Keywords: Homeless, service use, cost, psychiatric disorders, alcohol use disorders, drug use disorders, longitudinal

An good source of some relatively recent homelessness cost calculations for services provided to the homeless. (Service unit cost data were obtained and costs were derived using a methodology developed at RTI International, known as the Substance Abuse Services Cost Analysis Program (SASCAP))

Interesting Information includes: Lifetime legal problems (64%), Lifetime Alcohol use disorder (59%), Lifetime Cocaine use disorder (45%), Lifetime serious mental illness (32%) which may be biased by their location, but still distressing. Medical costs of ~$3000 per year. Psychiatric costs of ~$1600 per year. Substance abuse of ~$1000 per year. Municipalities can use the data from Table 3 to get a basic understanding of cost per person and multiply that against their unhoused count in their annual point in time survey.

Historical Materials

A PDF of the book by William H. Whyte that summarizes research undertaken as part of the Street Life Project for the New York City Planning Commission. 

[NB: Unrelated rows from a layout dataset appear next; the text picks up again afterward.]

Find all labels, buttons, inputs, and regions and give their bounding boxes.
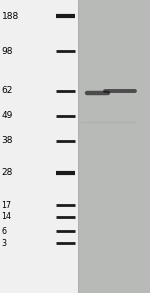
Text: 17: 17 bbox=[2, 201, 12, 209]
Text: 188: 188 bbox=[2, 12, 19, 21]
Text: 3: 3 bbox=[2, 239, 6, 248]
Text: 28: 28 bbox=[2, 168, 13, 177]
Text: 98: 98 bbox=[2, 47, 13, 56]
Text: 49: 49 bbox=[2, 111, 13, 120]
FancyBboxPatch shape bbox=[0, 0, 78, 293]
Text: 38: 38 bbox=[2, 136, 13, 145]
Text: 62: 62 bbox=[2, 86, 13, 95]
FancyBboxPatch shape bbox=[78, 0, 150, 293]
Text: 6: 6 bbox=[2, 227, 6, 236]
Text: 14: 14 bbox=[2, 212, 12, 221]
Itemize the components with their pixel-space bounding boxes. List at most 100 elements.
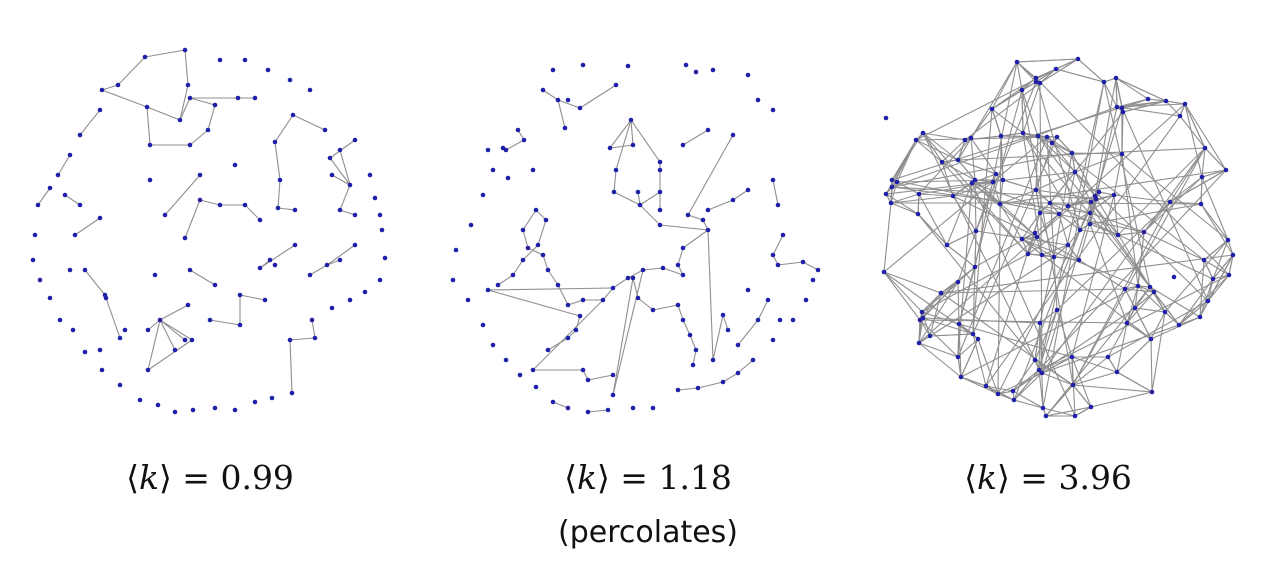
edge bbox=[1116, 106, 1181, 117]
edge bbox=[535, 209, 547, 221]
node bbox=[197, 197, 203, 203]
node bbox=[1205, 298, 1211, 304]
node bbox=[337, 147, 343, 153]
node bbox=[1122, 286, 1128, 292]
edge bbox=[682, 319, 691, 336]
node bbox=[725, 327, 731, 333]
network-graph-sparse bbox=[30, 47, 388, 415]
edge bbox=[1228, 254, 1234, 276]
edge bbox=[1113, 194, 1119, 236]
node bbox=[1070, 382, 1076, 388]
node bbox=[577, 313, 583, 319]
edge bbox=[891, 139, 917, 181]
node bbox=[510, 272, 516, 278]
edge bbox=[1067, 244, 1080, 261]
node bbox=[525, 245, 531, 251]
node bbox=[1025, 251, 1031, 257]
edge bbox=[682, 229, 709, 249]
edge bbox=[37, 187, 51, 206]
edge bbox=[199, 199, 221, 206]
edge bbox=[292, 114, 326, 131]
node bbox=[1035, 133, 1041, 139]
node bbox=[145, 367, 151, 373]
node bbox=[920, 130, 926, 136]
edge bbox=[918, 317, 924, 344]
edge bbox=[929, 333, 974, 337]
edge bbox=[1122, 100, 1167, 113]
edge bbox=[957, 159, 997, 175]
edge bbox=[1034, 309, 1058, 361]
node bbox=[628, 117, 634, 123]
node bbox=[37, 277, 43, 283]
edge bbox=[74, 217, 101, 236]
edge bbox=[587, 409, 609, 413]
edge bbox=[527, 247, 544, 256]
edge bbox=[144, 49, 186, 58]
edge bbox=[84, 269, 106, 296]
edge bbox=[1113, 194, 1171, 203]
edge bbox=[1021, 238, 1043, 256]
edge bbox=[1035, 68, 1057, 79]
edge bbox=[918, 103, 1186, 344]
edge bbox=[1055, 68, 1105, 83]
node bbox=[680, 142, 686, 148]
node bbox=[695, 385, 701, 391]
node bbox=[324, 262, 330, 268]
node bbox=[1105, 354, 1111, 360]
node bbox=[337, 257, 343, 263]
edge bbox=[289, 337, 316, 341]
node bbox=[468, 222, 474, 228]
edge bbox=[919, 319, 959, 358]
edge bbox=[941, 139, 966, 163]
node bbox=[242, 57, 248, 63]
edge bbox=[1021, 89, 1074, 386]
node bbox=[803, 297, 809, 303]
node bbox=[610, 285, 616, 291]
node bbox=[1124, 320, 1130, 326]
node bbox=[888, 200, 894, 206]
node bbox=[973, 228, 979, 234]
edge bbox=[1200, 203, 1234, 256]
edge bbox=[1035, 68, 1057, 83]
edge bbox=[311, 319, 316, 339]
edge bbox=[147, 319, 161, 371]
node bbox=[770, 252, 776, 258]
node bbox=[232, 407, 238, 413]
edge bbox=[1022, 132, 1043, 256]
node bbox=[1210, 276, 1216, 282]
edge bbox=[922, 132, 966, 141]
node bbox=[322, 127, 328, 133]
edge bbox=[1115, 77, 1118, 108]
node bbox=[1037, 80, 1043, 86]
node bbox=[185, 82, 191, 88]
node bbox=[62, 192, 68, 198]
node bbox=[187, 267, 193, 273]
edge bbox=[1117, 231, 1145, 236]
edge bbox=[1169, 147, 1206, 203]
edge bbox=[999, 203, 1023, 240]
node bbox=[1087, 221, 1093, 227]
node bbox=[687, 332, 693, 338]
edge bbox=[1203, 259, 1230, 276]
edge bbox=[707, 229, 714, 361]
edge bbox=[609, 119, 632, 149]
node bbox=[500, 145, 506, 151]
edge bbox=[1178, 274, 1230, 326]
caption-symbol: k bbox=[976, 458, 997, 497]
edge bbox=[1200, 203, 1229, 241]
edge bbox=[487, 289, 581, 317]
edge bbox=[532, 299, 604, 371]
edge bbox=[991, 108, 1002, 137]
edge bbox=[547, 269, 559, 286]
edge bbox=[891, 106, 1118, 188]
edge bbox=[587, 374, 614, 381]
edge bbox=[189, 129, 209, 146]
node bbox=[660, 265, 666, 271]
edge bbox=[922, 132, 959, 161]
edge bbox=[487, 287, 614, 291]
edge bbox=[1137, 285, 1166, 313]
node bbox=[894, 179, 900, 185]
node bbox=[1069, 150, 1075, 156]
edge bbox=[757, 299, 769, 321]
node bbox=[540, 252, 546, 258]
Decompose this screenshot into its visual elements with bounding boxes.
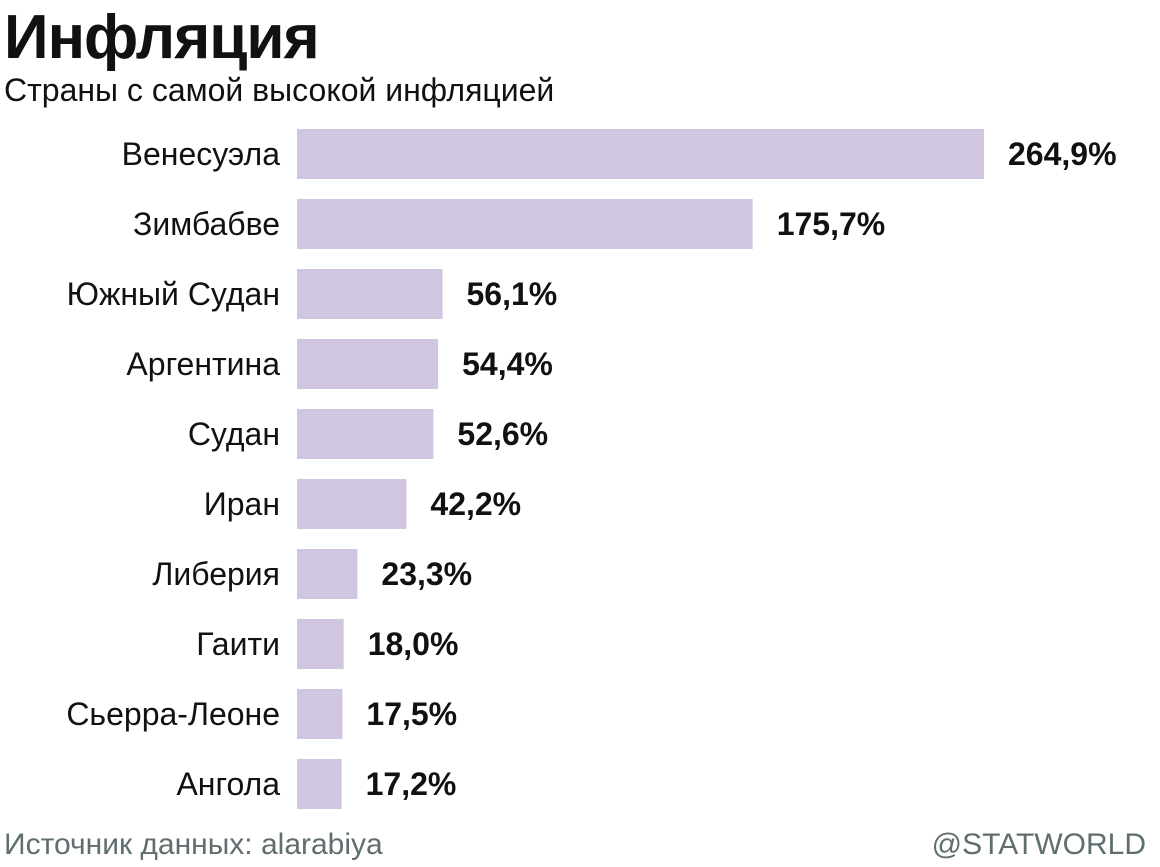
category-label: Сьерра-Леоне <box>66 696 280 732</box>
bar <box>297 409 434 459</box>
category-label: Аргентина <box>126 346 280 382</box>
category-label: Ангола <box>176 766 280 802</box>
chart-title: Инфляция <box>4 3 320 72</box>
value-label: 18,0% <box>368 626 459 662</box>
bar <box>297 759 342 809</box>
data-source-note: Источник данных: alarabiya <box>4 828 383 861</box>
bar <box>297 199 753 249</box>
bar <box>297 619 344 669</box>
bar <box>297 129 984 179</box>
value-label: 17,2% <box>366 766 457 802</box>
value-label: 42,2% <box>430 486 521 522</box>
category-label: Южный Судан <box>67 276 280 312</box>
category-label: Иран <box>204 486 280 522</box>
value-label: 52,6% <box>457 416 548 452</box>
category-label: Венесуэла <box>122 136 281 172</box>
bar <box>297 339 439 389</box>
bar <box>297 269 443 319</box>
bar <box>297 479 407 529</box>
value-label: 17,5% <box>366 696 457 732</box>
value-label: 23,3% <box>381 556 472 592</box>
bars-group: Венесуэла 264,9% Зимбабве 175,7% Южный Судан… <box>66 129 1117 809</box>
bar <box>297 689 343 739</box>
chart-subtitle: Страны с самой высокой инфляцией <box>4 72 555 108</box>
category-label: Гаити <box>196 626 280 662</box>
value-label: 264,9% <box>1008 136 1117 172</box>
category-label: Либерия <box>152 556 280 592</box>
value-label: 56,1% <box>467 276 558 312</box>
value-label: 175,7% <box>777 206 886 242</box>
value-label: 54,4% <box>462 346 553 382</box>
brand-watermark: @STATWORLD <box>931 828 1146 861</box>
bar <box>297 549 358 599</box>
bar-chart: Венесуэла 264,9% Зимбабве 175,7% Южный Судан… <box>66 129 1117 809</box>
category-label: Судан <box>188 416 280 452</box>
category-label: Зимбабве <box>133 206 280 242</box>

Analysis of human behavior in public space One of the earliest analysis of urban strategies for visible homelessness we have.

Historical Materials

Oscar Newman’s (Architect & City Planner) publication for the U.S. Housing and Urban Development Office, that claims that architectural and environmental design plays a crucial part in increasing or reducing criminality. “Defensible space therefore is a sociophysical phenomenon” – the book includes multiple case studies. The key premise is that “All Defensible Space programs have a common purpose: They restructure the physical layout of communities to allow residents to control the areas around their homes.”

The origin of Crime Prevention Through Environmental Design, or CPTED theory. The claim that it is “helping the Nation’s citizens reclaim their urban neighborhoods“, is obviously far fetched. This is arguably the pre-cursor to the broken windows theory of James Q. Wilson and George L. Kelling in 1982, that is still popular (and widely criticized) in law enforcement circles to this day.